Don’t let Marvin die

By September 26, 2013 Uncategorized No Comments
gods

Here we are again, another Thursday, another peek behind the curtain. You may have seen a few weeks ago about Kentucky Route Zero and how I loved the strong creative vision and ability to live in the moment. This week I just have to share another amazing title that has really shaped how I view narrative in games.

Gods Will Be Watching is a great example of minimalist gameplay/visuals that maximize the setting/genre. A quick background, this game was built during Ludum Dare 26 (a 48 hour game challenge where teams are required to use a theme provided by the organizers and submit a completed game within 48 hours). What’s amazing about this game is the sense of atmosphere that it manages to achieve with such a light art budget. The entire game takes place in a single environment and only one character actually moves around the scene (you, as the leader of the team). Everything else is indicated through text dialogue or subtle animations.

It starts out benign at first. You talk to the engineer a few times and he starts to mention Sarah (who you later find out is his wife). But as you interact with the characters, you see that no one is named “Sarah”, just “doctor”, “soldier”, “engineer”, etc. It’s only through context and inference that you realize the psychiatrist is his wife. You often discover this if you happen to let the psychiatrist die, which triggers a mental breakdown in the engineer who quickly goes crazy and runs off into the woods.

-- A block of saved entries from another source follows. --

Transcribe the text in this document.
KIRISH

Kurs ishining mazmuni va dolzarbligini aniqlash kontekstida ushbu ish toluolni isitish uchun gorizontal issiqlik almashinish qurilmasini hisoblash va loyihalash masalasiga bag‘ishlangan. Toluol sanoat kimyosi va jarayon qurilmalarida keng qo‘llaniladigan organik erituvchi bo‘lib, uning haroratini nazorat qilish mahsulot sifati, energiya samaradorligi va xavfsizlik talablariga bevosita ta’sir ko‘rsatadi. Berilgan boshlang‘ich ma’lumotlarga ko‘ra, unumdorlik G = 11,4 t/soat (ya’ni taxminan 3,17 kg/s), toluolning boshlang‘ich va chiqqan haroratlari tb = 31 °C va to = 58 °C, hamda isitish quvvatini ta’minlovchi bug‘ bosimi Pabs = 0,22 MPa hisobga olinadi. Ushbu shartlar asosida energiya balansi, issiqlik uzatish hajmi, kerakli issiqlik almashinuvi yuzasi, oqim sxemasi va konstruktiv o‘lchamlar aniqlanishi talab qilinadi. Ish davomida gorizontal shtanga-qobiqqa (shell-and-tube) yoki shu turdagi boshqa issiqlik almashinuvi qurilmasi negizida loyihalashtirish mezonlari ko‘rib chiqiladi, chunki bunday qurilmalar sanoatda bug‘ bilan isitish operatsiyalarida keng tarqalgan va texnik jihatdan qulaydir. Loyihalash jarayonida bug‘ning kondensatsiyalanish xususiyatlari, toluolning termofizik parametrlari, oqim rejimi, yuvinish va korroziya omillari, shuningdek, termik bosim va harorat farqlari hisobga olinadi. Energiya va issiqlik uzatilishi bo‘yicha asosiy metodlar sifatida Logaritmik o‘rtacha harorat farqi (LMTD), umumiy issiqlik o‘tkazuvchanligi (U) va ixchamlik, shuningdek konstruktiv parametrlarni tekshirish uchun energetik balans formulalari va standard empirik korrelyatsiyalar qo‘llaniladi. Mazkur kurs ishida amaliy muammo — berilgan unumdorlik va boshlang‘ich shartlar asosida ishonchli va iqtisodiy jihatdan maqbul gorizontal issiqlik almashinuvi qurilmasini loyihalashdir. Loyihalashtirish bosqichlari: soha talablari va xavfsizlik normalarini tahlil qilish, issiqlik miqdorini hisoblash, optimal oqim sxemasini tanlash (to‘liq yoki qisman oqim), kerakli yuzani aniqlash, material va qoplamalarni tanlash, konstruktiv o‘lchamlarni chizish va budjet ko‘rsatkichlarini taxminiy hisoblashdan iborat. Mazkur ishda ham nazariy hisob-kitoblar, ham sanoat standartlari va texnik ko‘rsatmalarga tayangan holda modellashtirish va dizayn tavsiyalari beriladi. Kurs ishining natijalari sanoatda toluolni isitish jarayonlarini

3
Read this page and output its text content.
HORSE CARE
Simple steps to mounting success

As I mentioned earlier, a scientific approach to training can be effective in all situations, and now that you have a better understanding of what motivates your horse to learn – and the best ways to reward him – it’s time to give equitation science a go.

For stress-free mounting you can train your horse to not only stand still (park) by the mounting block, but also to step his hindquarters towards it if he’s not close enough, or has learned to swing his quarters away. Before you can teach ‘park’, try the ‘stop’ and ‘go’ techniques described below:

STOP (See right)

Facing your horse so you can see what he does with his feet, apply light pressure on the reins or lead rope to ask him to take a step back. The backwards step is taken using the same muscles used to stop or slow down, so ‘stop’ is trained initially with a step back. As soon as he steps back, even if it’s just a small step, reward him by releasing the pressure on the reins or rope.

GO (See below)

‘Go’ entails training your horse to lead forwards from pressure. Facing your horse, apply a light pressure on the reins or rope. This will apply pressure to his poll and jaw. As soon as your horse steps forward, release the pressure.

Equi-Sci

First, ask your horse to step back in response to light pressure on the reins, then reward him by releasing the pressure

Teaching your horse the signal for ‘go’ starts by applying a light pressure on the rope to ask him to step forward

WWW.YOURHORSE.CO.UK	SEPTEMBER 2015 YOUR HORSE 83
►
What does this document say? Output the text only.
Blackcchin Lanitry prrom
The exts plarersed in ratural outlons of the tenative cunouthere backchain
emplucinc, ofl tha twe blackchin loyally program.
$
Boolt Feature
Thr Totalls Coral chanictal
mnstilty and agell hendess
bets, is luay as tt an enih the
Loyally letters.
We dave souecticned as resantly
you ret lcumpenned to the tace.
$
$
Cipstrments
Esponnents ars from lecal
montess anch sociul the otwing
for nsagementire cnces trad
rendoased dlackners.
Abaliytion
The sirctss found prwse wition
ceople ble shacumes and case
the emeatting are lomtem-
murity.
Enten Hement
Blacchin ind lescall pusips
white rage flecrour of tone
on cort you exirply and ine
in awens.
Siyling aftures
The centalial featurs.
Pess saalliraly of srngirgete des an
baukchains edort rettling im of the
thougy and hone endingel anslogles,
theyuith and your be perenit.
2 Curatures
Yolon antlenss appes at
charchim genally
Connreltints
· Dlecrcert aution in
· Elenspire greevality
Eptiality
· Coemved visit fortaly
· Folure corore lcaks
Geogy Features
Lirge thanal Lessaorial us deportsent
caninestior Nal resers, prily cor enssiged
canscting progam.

On top of the subtle dialogue, the animations are great at telegraphing the gameplay state of characters. Everyone has a basic idle loop as they’re sitting around the campfire but if you watch closely, they start to develop nervous tics if they’re losing sanity or stop moving all together if they’ve contracted the medusa virus. It’s entirely incumbent on you as the player to watch and notice these telltale signs and act accordingly.

I could go on and on about the limited actions per turn, the painful survival decisions that require you to prioritize one team member over another, or the way that losing still feels like a holistic gameplay experience, but I just have to conclude that Deconstructeam did an amazing job at capturing the atmosphere of being stranded on a hostile planet and trying to juggle interpersonal relationships with the mission at hand. I want to capture the emotion of a situation like they do, implying relationships and drama without having to show everything on screen. If we can let the player connect the dots on their own, suddenly the game moves from exposition to participation and the player is in our world. That’s what great gameplay can do and hopefully we can gently lead the player to the same kind of experiences.